Washington, June 5 : Researchers at the Moores Cancer Center at University of California, San Diego (UCSD) and the Department of Family and Preventive Medicine, have found that exposure to sun and higher vitamin D levels may help reduce the risk of type 1 diabetes in children.
The study showed that sun exposure and vitamin D levels might play a crucial role in risk of the disease in kids.
The researchers found that populations living at or near the equator, where there is abundant sunshine (and ultraviolet B irradiance) have low incidence rates of type 1 diabetes.
On the other hand, populations at higher latitudes, where available sunlight is scarcer, have higher incidence rates.
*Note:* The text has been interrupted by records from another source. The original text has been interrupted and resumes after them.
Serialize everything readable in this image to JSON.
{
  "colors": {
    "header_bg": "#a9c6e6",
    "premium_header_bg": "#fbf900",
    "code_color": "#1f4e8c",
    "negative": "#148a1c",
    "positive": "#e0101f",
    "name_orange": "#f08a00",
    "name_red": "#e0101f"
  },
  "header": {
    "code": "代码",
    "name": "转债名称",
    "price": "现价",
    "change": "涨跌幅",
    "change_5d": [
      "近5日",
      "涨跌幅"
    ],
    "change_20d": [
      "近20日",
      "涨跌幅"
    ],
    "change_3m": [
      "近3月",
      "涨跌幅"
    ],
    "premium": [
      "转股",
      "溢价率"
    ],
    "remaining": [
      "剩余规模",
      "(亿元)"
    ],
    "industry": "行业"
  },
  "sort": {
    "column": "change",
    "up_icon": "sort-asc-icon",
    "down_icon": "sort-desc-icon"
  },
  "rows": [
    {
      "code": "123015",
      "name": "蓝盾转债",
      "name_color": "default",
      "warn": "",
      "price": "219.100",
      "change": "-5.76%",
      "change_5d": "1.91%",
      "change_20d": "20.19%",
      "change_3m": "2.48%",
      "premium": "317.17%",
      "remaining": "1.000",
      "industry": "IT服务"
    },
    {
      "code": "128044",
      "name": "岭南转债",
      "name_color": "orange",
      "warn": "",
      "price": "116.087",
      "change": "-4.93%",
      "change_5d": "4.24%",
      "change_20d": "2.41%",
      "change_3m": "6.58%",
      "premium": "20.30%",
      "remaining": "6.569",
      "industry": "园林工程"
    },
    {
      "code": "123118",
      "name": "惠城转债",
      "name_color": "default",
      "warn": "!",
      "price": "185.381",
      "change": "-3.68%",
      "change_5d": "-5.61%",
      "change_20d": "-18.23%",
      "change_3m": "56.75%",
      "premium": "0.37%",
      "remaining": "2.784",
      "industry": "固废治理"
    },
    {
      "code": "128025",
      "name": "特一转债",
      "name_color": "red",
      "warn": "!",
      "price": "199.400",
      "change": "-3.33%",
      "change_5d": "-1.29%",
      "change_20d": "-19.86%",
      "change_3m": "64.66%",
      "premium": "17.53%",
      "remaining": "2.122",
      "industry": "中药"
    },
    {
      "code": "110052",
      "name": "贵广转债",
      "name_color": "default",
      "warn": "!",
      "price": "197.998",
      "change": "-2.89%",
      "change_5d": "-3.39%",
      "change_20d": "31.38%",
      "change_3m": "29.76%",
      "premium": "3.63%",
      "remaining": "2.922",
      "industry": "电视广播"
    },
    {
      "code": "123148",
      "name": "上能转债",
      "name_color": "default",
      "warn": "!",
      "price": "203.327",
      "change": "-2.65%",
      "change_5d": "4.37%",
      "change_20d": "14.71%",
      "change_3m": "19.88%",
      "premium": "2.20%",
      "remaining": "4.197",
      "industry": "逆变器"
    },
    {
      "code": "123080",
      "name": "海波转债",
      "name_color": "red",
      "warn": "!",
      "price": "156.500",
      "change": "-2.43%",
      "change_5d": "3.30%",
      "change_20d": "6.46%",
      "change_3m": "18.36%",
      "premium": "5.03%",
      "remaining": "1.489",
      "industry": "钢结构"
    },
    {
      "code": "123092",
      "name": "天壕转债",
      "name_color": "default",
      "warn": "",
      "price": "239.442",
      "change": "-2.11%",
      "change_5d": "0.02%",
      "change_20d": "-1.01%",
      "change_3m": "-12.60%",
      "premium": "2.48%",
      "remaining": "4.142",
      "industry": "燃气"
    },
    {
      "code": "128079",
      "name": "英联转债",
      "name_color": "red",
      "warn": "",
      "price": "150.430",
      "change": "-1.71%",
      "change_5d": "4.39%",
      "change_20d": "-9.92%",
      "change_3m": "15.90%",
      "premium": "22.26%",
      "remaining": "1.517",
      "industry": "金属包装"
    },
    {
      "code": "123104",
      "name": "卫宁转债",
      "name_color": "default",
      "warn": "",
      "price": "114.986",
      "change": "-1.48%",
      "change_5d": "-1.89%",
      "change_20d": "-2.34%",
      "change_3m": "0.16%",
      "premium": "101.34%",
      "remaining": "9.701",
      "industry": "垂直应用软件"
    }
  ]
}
These findings add new support to the concept of a role of vitamin D in reducing risk of this disease.
Ultraviolet B (UVB) exposure triggers photosynthesis of vitamin D3 in the skin. This form of vitamin D also is available through diet and supplements.
"This is the first study, to our knowledge, to show that higher serum levels of vitamin D are associated with reduced incidence rates of type 1 diabetes worldwide," said Cedric F. Garland, Dr. P.H., professor of Family and Preventive Medicine in the UCSD School of Medicine, and member of the Moores UCSD Cancer Center.
"This research suggests that childhood type 1 diabetes may be preventable with a modest intake of vitamin D3 (1000 IU/day) for children, ideally with 5 to 10 minutes of sunlight around noontime, when good weather allows. Infants less than a year old should not be given more than 400 IU per day without consulting a doctor," he added.
The association of UVB irradiance to incidence of type 1 diabetes remained strong even after the researchers accounted for per capita healthcare expenditure. This was an important consideration because regions located near the equator tend to have lower per capita healthcare expenditures, which could result in under-reporting of type 1 diabetes.
The researchers created a graph with a vertical axis for diabetes incidence rates, and a horizontal axis for latitude. The latitudes range from -60 for the southern hemisphere, to zero for the equator, to +70 for the northern hemisphere. They then plotted incidence rates for 51 regions according to latitude. The resulting chart was a parabolic curve that looks like a smile.
In the paper the researchers call for public health action to address widespread vitamin D inadequacy in U.S. children.
"This study presents strong epidemiological evidence to suggest that we may be able to prevent new cases of type 1 diabetes," said Garland.
"By preventing this disease, we would prevent its many devastating consequences."
The study is published June 5 in the online version of the scientific journal Diabetologia.